Manifestazioni a Suwayda nel 2023

A partire da domenica nel sud della Siria, tribù locali beduine sunnite si sono scontrate con gruppi armati drusi. Non è la prima volta che accade visto che tra le due minoranze è in corso da lungo tempo una faida che ogni tanto si riaccende. Nella provincia di Suwayda, a maggioranza drusa, l’Osservatorio siriano per i diritti umani (SOHR), con sede nel Regno Unito, stamattina contava almeno 250 morti (138 tra le forza combattenti), con 21 “esecuzioni sul campo”. Negli scontri i clan beduini e in seguito le forze governative sarebbero inoltre stati sostenuti da formazioni appartenenti alla galassia jihadista, con simboli sulle divise appartenenti allo Stato Islamico.

Gli scontri hanno provocato l’immediata reazione del governo centrale dell’autoproclamatosi presidente siriano Ahmad al-Shara. Le truppe agli ordini di Damasco hanno rapidamente iniziato a colpire con l’artiglieria Suwayda, per poi entrare in città. Oltre alle esecuzioni sommarie sono stati denunciati saccheggi, profanazioni e l’incitamento all’odio settario nei confronti degli ‘infedeli’ drusi, accuse confermate da diversi video apparsi sui social. Il tutto anche nei villaggi della provincia attraversati dai governativi lungo il loro percorso.

L’avanzata delle truppe governative di Damasco è stata osteggiata da Israele. Il governo di Benjamin Netanyahu ha ordinato alla propria aviazione di bombardare le strade di accesso a Suwayda, colpendo anche alcuni mezzi del nuovo esercito regolare siriano. L’interesse dello Stato ebraico e puramente strategico e c’entra poco con la difesa dei drusi: approfittando della presa del potere di al-Shara lo scorso dicembre dalle alture del Golan occupate dal 1967 l’esercito israeliano ha ampliato il suo controllo di fatto nell’area, creando una ‘zona cuscinetto’ nella Siria meridionale lungo il suo confine nord-orientale.

L’ingresso delle truppe governative è stato accettato dai drusi, come anche il successivo cessate il fuoco proclamato dal governo centrale. Ma Suwayda appare ugualmente devastata e l’esercito regolare potrebbe ora restarci, mettendo fine alla gestione in autonomia della sicurezza nell’area da parte dei drusi, le cui formazioni armate al pari di quelle di altre minoranze (curdi in testa) non sono finora confluite in quelle governative. I nuovi scontri avvengono quattro mesi dopo le violenze settarie ai danni della minoranza alawita lungo le coste del Mediterraneo (oltre 500 vittime civili), alle quali lo scorso 22 giugno si è sommato l’attentato nella chiesa greco-ortodossa di Mar Elias nella capitale Damasco, compiuto da due kamikaze.

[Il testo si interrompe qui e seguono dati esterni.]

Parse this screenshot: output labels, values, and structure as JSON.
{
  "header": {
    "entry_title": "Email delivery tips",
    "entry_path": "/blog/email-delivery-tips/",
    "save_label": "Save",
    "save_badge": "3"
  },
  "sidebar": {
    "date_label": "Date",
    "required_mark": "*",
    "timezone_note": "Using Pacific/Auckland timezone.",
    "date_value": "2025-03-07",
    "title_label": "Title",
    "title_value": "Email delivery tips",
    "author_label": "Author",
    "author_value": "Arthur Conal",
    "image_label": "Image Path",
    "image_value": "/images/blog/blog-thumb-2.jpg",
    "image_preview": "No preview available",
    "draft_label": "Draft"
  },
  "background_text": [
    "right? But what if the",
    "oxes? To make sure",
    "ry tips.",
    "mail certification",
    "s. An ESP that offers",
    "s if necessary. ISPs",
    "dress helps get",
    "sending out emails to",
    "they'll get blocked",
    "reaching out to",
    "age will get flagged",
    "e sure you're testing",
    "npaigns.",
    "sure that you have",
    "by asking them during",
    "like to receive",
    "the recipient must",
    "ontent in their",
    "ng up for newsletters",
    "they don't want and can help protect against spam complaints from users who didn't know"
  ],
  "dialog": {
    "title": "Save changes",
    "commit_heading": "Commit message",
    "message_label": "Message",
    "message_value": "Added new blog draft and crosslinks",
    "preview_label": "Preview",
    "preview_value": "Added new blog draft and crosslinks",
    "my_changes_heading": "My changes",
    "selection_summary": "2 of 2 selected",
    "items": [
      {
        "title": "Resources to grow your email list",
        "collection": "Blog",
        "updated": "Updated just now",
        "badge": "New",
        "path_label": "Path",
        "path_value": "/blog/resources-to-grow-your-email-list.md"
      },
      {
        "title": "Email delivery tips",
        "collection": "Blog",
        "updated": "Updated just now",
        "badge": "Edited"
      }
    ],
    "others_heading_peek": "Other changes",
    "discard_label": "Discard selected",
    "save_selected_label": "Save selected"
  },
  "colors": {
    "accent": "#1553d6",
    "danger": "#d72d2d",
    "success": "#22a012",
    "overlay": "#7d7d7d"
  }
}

Terminati i cinquant’anni di potere della famiglia Assad, non sembrano arrestarsi né il numero di vittime civili, né la repressione. Per la Rete Siriana per i Diritti Umani (SNHR), altro gruppo di monitoraggio indipendente con sede nel Regno Unito che fornisce dati anche a varie agenzie dell’ONU, nella prima metà del 2025 sono state uccise in Siria 2.818 persone, tra cui 201 bambini e 194 donne, con 17 decessi provocati da torture. Soltanto lo scorso mese di giugno sono morti 140 civili, tra cui 10 bambini, 15 donne, una persona a causa delle torture subite. Sempre nella prima metà del 2025 l’SNHR ha inoltre documentato non meno di 658 casi di arresti/detenzioni arbitrarie, dei quali 72 lo scorso mese.

A quanto è dato sapere, i nuovi raid dell’aviazione israeliana nel sud della Siria non hanno al momento sospeso i colloqui tra Tel Aviv e Damasco in corso a Baku, per la normalizzazione dei rapporti tra i due Paesi. Anche se oggi il ministro della Difesa israeliano, Israel Katz, ha dichiarato che “Israele non abbandonerà i drusi in Siria e applicherà la politica di smilitarizzazione decisa per l’area”, aggiungendo che “se il messaggio non viene compreso”, ovvero se le truppe governative siriane non si ritireranno da Suwayda, i raid della loro aviazione potrebbero intensificarsi.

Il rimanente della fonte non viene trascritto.